EGU General Assembly 2022
© Author(s) 2022. This work is distributed under
the Creative Commons Attribution 4.0 License.

Landslides on the radar: detection, monitoring, and runout hazard forecasting

Zhong Lu1, Yuankun Xu1, Roland Burgmann2, and David George3
Zhong Lu et al.
  • 1Southern Methodist Univ, Huffington Department of Earth Sciences, Dallas, USA
  • 2Univ of California Berkeley, Berkeley, CA, 94720, USA
  • 3U.S. Geological Survey, Vancouver, WA 98683, USA

Landslides annually cause thousands of casualties and billions of dollars in property loss. Mitigation of their hazards demands answers to three fundamental questions: where are the landslides, how are they evolving, and what damages would they cause upon a runout failure? Radar remote sensing, capable of capturing landslide deformation in near real-time, proves itself an effective and efficient tool to help address these challenges. Here, we highlight a workflow that incorporate SAR (Synthetic Aperture Radar)’s unique values to aid landslide detection, monitoring, and runout damage forecasting.
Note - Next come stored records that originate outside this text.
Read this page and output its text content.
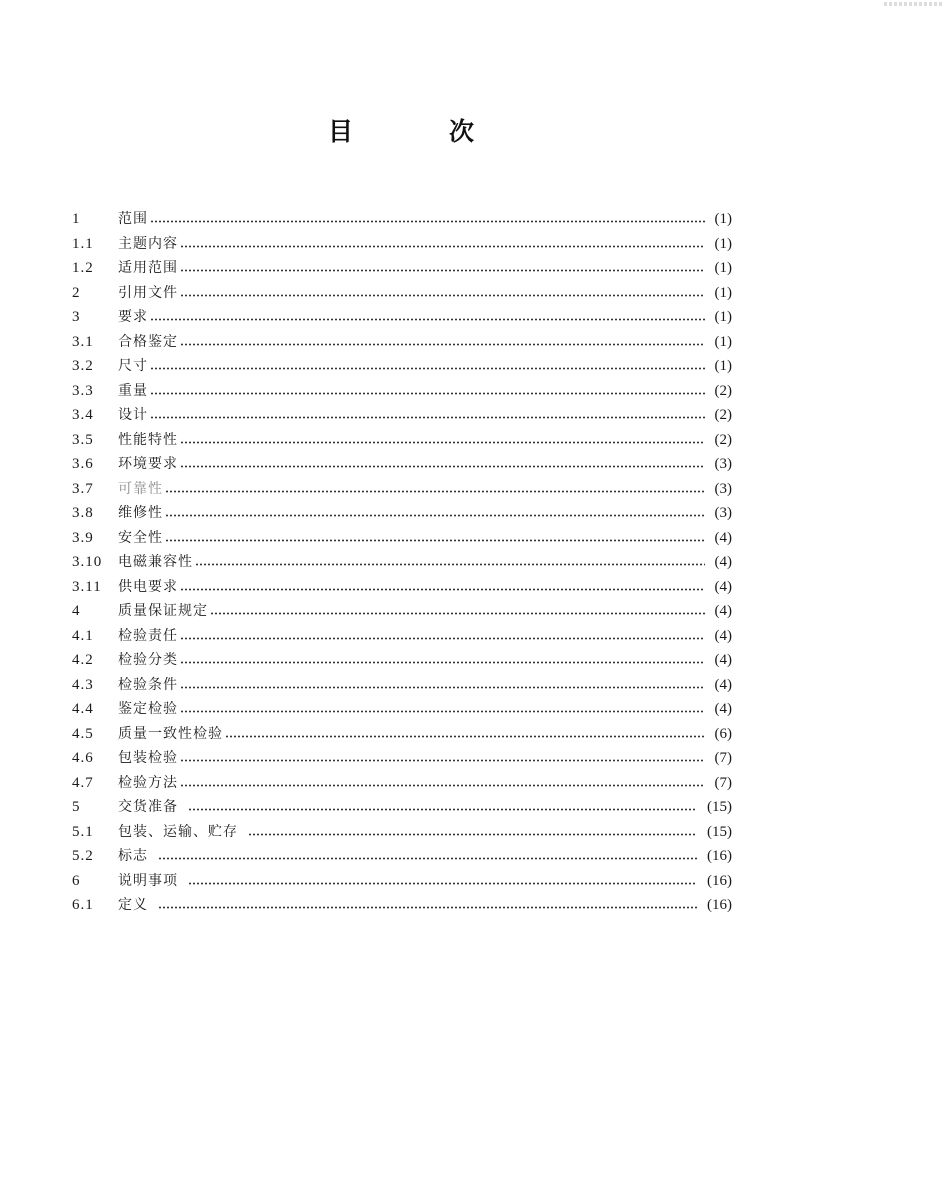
目	次
1	范围	(1)
1.1	主题内容	(1)
1.2	适用范围	(1)
2	引用文件	(1)
3	要求	(1)
3.1	合格鉴定	(1)
3.2	尺寸	(1)
3.3	重量	(2)
3.4	设计	(2)
3.5	性能特性	(2)
3.6	环境要求	(3)
3.7	可靠性	(3)
3.8	维修性	(3)
3.9	安全性	(4)
3.10	电磁兼容性	(4)
3.11	供电要求	(4)
4	质量保证规定	(4)
4.1	检验责任	(4)
4.2	检验分类	(4)
4.3	检验条件	(4)
4.4	鉴定检验	(4)
4.5	质量一致性检验	(6)
4.6	包装检验	(7)
4.7	检验方法	(7)
5	交货准备	(15)
5.1	包装、运输、贮存	(15)
5.2	标志	(16)
6	说明事项	(16)
6.1	定义	(16)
By integrating field instrumentation and hydromechanical modeling, our recent studies over the U.S. West Coast substantiated SAR’s powerful capabilities: (1) Discovering approximately 600 destabilized, slow-moving landslides that were missing from the currently existing, non-systematically mapped landslide database of the United States; (2) Monitoring and characterizing spatiotemporal dynamics of landslides that destroy highways (e.g., the Hooskanaden landslide in southwestern Oregon), damage aquatic habitats (e.g., tens of irrigation-induced landslides in eastern Washington ), and endanger communities (e.g., the Cascade Locks landslide in southern Washington); (3) Constraining source volume to help predict runout hazard of landslides that threaten popular campgrounds (e.g., the Gold Basin landslide in central Washington) and urban communities (e.g., the Cape Meares landslide in northwestern Oregon). Adaptation of our methodology to assimilate SAR observations could prove useful for mitigating similar landslide hazards beyond the regional scale.

How to cite: Lu, Z., Xu, Y., Burgmann, R., and George, D.: Landslides on the radar: detection, monitoring, and runout hazard forecasting, EGU General Assembly 2022, Vienna, Austria, 23–27 May 2022, EGU22-8647,, 2022.